While ASIC’s Media Release simply stated the facts (Stephen William Vizard has been banned from managing any corporation for 10 years and ordered to pay pecuniary penalties of $390,000), the media have been critical of both the process (civil not criminal charges) as well as the result.
For the record, here is Mr Justice Finkelstein’s Reasons for Judgment.
Vizard pleaded guilty to breaches of Section 183(1) of the Corporations Act (and its predecessor s 232(5)) which provides:
b. “A person who obtains information because they are, or have been, a director or other officer or employee of a corporation must not improperly use the information to:
gain an advantage for themselves or someone else; or cause detriment to the corporation.”
He admitted carrying out share dealings for his benefit using information obtained while a director of Telstra.
Some key quotes:
27. Sections 283 and 183 can on one level be regarded as prohibiting conduct which is not regarded as serious. The maximum penalty that can be imposed in a civil proceeding for the contravention of these and other civil penalty provisions is $200,000. This is despite the fact that a contravention holds great potential for profit and may cause much harm. In a criminal prosecution (and after 13 March 2000 there could be both a civil and criminal prosecution for the same conduct — see s 1317P of the Corporations Law), the maximum penalty was more severe, namely imprisonment for a period not exceeding five years plus a fine not exceeding $200,000.

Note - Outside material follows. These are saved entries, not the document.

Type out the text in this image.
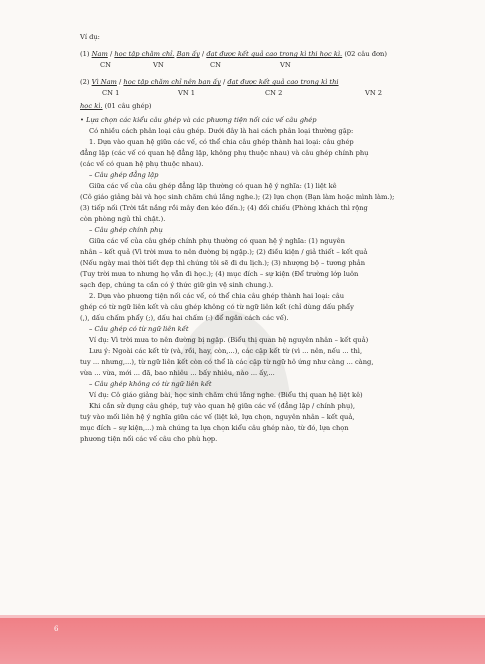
Ví dụ:
(1) Nam / học tập chăm chỉ. Bạn ấy / đạt được kết quả cao trong kì thi học kì. (02 câu đơn)
CN	VN	CN	VN
(2) Vì Nam / học tập chăm chỉ nên bạn ấy / đạt được kết quả cao trong kì thi
CN 1	VN 1	CN 2	VN 2
học kì. (01 câu ghép)
• Lựa chọn các kiểu câu ghép và các phương tiện nối các vế câu ghép
Có nhiều cách phân loại câu ghép. Dưới đây là hai cách phân loại thường gặp:
1. Dựa vào quan hệ giữa các vế, có thể chia câu ghép thành hai loại: câu ghép
đẳng lập (các vế có quan hệ đẳng lập, không phụ thuộc nhau) và câu ghép chính phụ
(các vế có quan hệ phụ thuộc nhau).
– Câu ghép đẳng lập
Giữa các vế của câu ghép đẳng lập thường có quan hệ ý nghĩa: (1) liệt kê
(Cô giáo giảng bài và học sinh chăm chú lắng nghe.); (2) lựa chọn (Bạn làm hoặc mình làm.);
(3) tiếp nối (Trời tắt nắng rồi mây đen kéo đến.); (4) đối chiếu (Phòng khách thì rộng
còn phòng ngủ thì chật.).
– Câu ghép chính phụ
Giữa các vế của câu ghép chính phụ thường có quan hệ ý nghĩa: (1) nguyên
nhân – kết quả (Vì trời mưa to nên đường bị ngập.); (2) điều kiện / giả thiết – kết quả
(Nếu ngày mai thời tiết đẹp thì chúng tôi sẽ đi du lịch.); (3) nhượng bộ – tương phản
(Tuy trời mưa to nhưng họ vẫn đi học.); (4) mục đích – sự kiện (Để trường lớp luôn
sạch đẹp, chúng ta cần có ý thức giữ gìn vệ sinh chung.).
2. Dựa vào phương tiện nối các vế, có thể chia câu ghép thành hai loại: câu
ghép có từ ngữ liên kết và câu ghép không có từ ngữ liên kết (chỉ dùng dấu phẩy
(,), dấu chấm phẩy (;), dấu hai chấm (:) để ngăn cách các vế).
– Câu ghép có từ ngữ liên kết
Ví dụ: Vì trời mưa to nên đường bị ngập. (Biểu thị quan hệ nguyên nhân – kết quả)
Lưu ý: Ngoài các kết từ (và, rồi, hay, còn,...), các cặp kết từ (vì ... nên, nếu ... thì,
tuy ... nhưng,...), từ ngữ liên kết còn có thể là các cặp từ ngữ hô ứng như càng ... càng,
vừa ... vừa, mới ... đã, bao nhiêu ... bấy nhiêu, nào ... ấy,...
– Câu ghép không có từ ngữ liên kết
Ví dụ: Cô giáo giảng bài, học sinh chăm chú lắng nghe. (Biểu thị quan hệ liệt kê)
Khi cần sử dụng câu ghép, tuỳ vào quan hệ giữa các vế (đẳng lập / chính phụ),
tuỳ vào mối liên hệ ý nghĩa giữa các vế (liệt kê, lựa chọn, nguyên nhân – kết quả,
mục đích – sự kiện,...) mà chúng ta lựa chọn kiểu câu ghép nào, từ đó, lựa chọn
phương tiện nối các vế câu cho phù hợp.
6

28. The sections also bear the stamp of “regulatory offences”. On a daily basis, a director of a large public company will come across information that is not available to the public or even to the company’s shareholders. According to the common law a director is denied the ability to use such information for his or her own purposes. It does not matter that the director’s action causes no harm to the company or does not rob it of an opportunity which it might have exercised for its own advantage: Regal (Hastings) Ltd v Gulliver [1967] 2 AC 134. This rule admits of few
exceptions. Parliament realised that the common law was too often ignored. The temptation to make an improper profit was too great. So Parliament decided to act. The Companies Acts were amended to create an offence if a director misused information obtained by reason of his fiduciary position. It is in this sense that the sections are regulatory in character, directed to avoiding the
potential harmful consequences of a particular type of conduct.
29. But s 232 and s 183 have another equally important purpose. They seek to establish a norm of behaviour that is necessary for the proper conduct of commercial life and so that people will have confidence that the running of the marketplace is in safe hands. For this reason a contravention of s 232 or s 183 carries with it a significant degree of moral blameworthiness. There
is moral blameworthiness because a contravention involves a serious breach of trust…
31. In the present case, punishment need not take into account personal deterrence or rehabilitation. The defendant admitted his wrongdoing prior to the institution of this proceeding and, through his counsel, has made a statement in open court expressing his unreserved contrition for his wrongdoing. He apologised to his family, his colleagues, his friends and the community as a
whole. His brother, himself a man of high repute, has said that the defendant is deeply remorseful for his wrongdoing, has faced up to the fact that what he did was utterly wrong and intends to make it up to the community he has so badly let down. Professor Vizard said that in his opinion the defendant will not make the same mistake again. ASIC accepts this to be a correct assessment of the situation and so do I.
32. Nevertheless, as I have been at pains to point out, an offender such as the defendant deserves punishment for his moral culpability. The contraventions in question involved a breach of trust. I have already said that in each case the breach was serious. Shares in Sausage and Keycorp were purchased in hopes of recovering a sizeable profit. The trades were profitable. The fact that no profit was realised is beside the point. That was due to the wholly fortuitous decline in the share market.